Воды Варени, что спешили и бурлили, блистали всевозможными оттенками. В Каше всё в той или иной степени окрашено в цвета огня: красный и золотой, чёрный и белый, временами синий. Здесь мощный, волнующийся поток был розовым, изумрудным и кобальтовым; ярко-жёлтым и бездонно-чёрным; белым, алым и оранжевым; цвета индиго и серебра; золотым, с яркими бирюзовыми вспышками. Даже в чернильной беззвёздной ночи цвета мерцали. Всё кружилось, вертелось и вихрилось; около доков и причалов, уходивших далеко в воду, точно персты, взрывались радуги брызг – Варени была тёплой быстротечной рекой, обманчивой и глубокой.

Аграфена недолго следила за рекой, а потом, увидев мой потрясённый взгляд, хихикнула.

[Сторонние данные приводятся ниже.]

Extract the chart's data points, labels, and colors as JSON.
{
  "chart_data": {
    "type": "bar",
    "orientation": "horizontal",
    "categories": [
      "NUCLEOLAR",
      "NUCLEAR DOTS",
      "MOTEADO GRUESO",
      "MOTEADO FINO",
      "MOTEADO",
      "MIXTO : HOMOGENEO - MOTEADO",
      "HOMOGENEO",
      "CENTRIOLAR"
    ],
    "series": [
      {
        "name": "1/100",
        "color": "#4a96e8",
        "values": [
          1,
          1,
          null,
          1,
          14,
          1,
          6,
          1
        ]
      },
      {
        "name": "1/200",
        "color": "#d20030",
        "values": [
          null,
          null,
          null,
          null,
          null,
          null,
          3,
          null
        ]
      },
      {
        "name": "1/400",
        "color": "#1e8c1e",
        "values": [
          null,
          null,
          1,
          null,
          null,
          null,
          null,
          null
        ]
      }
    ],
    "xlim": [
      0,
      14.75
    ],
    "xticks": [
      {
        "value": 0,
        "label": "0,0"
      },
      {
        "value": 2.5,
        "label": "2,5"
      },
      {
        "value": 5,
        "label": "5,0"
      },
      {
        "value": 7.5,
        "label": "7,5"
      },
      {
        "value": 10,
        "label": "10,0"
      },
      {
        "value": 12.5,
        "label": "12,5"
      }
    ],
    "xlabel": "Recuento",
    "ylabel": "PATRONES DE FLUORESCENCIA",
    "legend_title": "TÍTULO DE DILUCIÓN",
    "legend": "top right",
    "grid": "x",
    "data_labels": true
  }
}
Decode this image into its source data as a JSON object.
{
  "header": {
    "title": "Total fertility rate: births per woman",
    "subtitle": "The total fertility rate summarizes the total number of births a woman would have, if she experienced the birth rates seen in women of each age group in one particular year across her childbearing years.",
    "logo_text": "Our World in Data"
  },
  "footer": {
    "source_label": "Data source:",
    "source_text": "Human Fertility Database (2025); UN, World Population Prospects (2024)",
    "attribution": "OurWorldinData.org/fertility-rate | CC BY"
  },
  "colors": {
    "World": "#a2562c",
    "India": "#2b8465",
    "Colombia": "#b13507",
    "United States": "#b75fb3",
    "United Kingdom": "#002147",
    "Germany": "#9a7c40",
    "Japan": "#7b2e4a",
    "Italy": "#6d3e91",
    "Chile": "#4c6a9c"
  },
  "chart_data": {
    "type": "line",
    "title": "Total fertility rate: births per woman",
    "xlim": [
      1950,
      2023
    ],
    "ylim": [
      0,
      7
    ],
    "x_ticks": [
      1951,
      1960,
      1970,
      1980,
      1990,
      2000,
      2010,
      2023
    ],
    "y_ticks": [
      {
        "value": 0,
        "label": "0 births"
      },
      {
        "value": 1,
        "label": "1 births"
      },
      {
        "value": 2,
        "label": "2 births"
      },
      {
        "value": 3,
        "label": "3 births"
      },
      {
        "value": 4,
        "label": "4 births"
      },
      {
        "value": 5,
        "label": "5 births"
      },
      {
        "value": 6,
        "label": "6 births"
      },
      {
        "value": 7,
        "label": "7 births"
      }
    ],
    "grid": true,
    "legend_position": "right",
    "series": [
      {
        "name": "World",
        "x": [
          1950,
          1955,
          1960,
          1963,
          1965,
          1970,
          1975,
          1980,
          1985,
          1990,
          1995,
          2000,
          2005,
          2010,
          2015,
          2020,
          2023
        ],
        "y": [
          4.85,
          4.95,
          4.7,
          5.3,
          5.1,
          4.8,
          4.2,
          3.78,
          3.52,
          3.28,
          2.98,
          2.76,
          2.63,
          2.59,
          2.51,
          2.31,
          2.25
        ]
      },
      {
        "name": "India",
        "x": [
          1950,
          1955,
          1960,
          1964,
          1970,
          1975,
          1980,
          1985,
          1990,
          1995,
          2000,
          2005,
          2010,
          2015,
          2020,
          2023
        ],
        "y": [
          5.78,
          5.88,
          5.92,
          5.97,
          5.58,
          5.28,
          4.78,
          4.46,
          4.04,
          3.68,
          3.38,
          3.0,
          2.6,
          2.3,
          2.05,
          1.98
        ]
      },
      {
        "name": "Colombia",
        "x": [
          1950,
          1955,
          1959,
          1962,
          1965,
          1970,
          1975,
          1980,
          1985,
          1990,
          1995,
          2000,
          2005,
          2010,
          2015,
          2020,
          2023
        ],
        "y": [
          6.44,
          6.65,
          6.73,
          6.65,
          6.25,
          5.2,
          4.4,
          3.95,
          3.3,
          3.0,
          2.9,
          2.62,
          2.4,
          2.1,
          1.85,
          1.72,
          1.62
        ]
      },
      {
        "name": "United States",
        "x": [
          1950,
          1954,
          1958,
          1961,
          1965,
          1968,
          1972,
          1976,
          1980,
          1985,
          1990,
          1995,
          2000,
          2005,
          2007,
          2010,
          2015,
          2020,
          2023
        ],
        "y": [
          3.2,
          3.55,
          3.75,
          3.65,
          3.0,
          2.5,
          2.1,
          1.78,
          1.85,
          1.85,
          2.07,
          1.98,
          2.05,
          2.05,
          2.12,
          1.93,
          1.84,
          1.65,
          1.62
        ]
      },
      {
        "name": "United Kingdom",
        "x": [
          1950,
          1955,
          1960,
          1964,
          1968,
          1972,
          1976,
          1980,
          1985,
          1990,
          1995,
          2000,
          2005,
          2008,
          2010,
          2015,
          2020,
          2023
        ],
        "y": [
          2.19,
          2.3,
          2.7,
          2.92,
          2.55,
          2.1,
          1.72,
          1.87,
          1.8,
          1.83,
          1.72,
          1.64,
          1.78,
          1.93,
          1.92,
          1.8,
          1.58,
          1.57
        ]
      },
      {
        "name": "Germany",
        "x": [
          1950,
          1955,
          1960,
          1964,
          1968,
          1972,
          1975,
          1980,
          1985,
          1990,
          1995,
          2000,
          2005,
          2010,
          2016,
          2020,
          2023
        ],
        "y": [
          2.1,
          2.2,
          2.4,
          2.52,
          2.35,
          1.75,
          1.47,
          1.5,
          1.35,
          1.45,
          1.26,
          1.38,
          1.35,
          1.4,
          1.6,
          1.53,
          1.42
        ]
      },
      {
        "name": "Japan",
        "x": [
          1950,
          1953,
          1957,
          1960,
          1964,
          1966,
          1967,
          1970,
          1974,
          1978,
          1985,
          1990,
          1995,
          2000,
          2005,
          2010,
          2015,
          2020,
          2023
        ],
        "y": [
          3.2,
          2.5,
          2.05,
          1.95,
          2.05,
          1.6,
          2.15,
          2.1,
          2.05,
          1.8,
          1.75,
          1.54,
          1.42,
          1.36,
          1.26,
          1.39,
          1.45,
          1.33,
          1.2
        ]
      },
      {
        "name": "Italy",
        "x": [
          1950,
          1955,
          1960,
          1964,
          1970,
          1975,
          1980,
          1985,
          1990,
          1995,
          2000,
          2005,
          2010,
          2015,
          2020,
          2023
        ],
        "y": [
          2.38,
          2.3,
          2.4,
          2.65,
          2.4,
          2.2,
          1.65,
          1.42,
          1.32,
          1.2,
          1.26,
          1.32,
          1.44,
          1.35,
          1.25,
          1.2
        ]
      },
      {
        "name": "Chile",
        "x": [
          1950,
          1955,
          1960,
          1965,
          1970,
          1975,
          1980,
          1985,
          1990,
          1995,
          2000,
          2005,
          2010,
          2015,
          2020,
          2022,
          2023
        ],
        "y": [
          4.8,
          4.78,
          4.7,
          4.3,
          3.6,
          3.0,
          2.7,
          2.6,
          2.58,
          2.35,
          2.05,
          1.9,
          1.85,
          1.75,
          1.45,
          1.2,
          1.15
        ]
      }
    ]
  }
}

– Вон там, на севере, – она взмахнула рукой, – Портновский округ. Тамошние обитатели веками полоскали ткани в водах Варени, завершая их покраску. Вот река и пропиталась красками. Даже теперь, когда остался всего один паучок, по-прежнему плетущий бальные платья, цвета не тускнеют, и Варени по-прежнему яркая.

Скрипачка привела меня к самой воде, к высокой и тонкой колокольне без колокола; несколько подозрительных осколков бронзы лежали вокруг её основания. Внутри будто мерцал тёплый свет, но я не была в этом уверена. Вода, точно кровь, плескалась у самых ступеней.

– Здесь я тебя оставлю, – сказала Аграфена и, натянув длинную прядь, сыграла несколько медленных сбивчивых нот. – После ты найдёшь меня в том же дворике, и я отведу тебя назад, к рукам Симеона.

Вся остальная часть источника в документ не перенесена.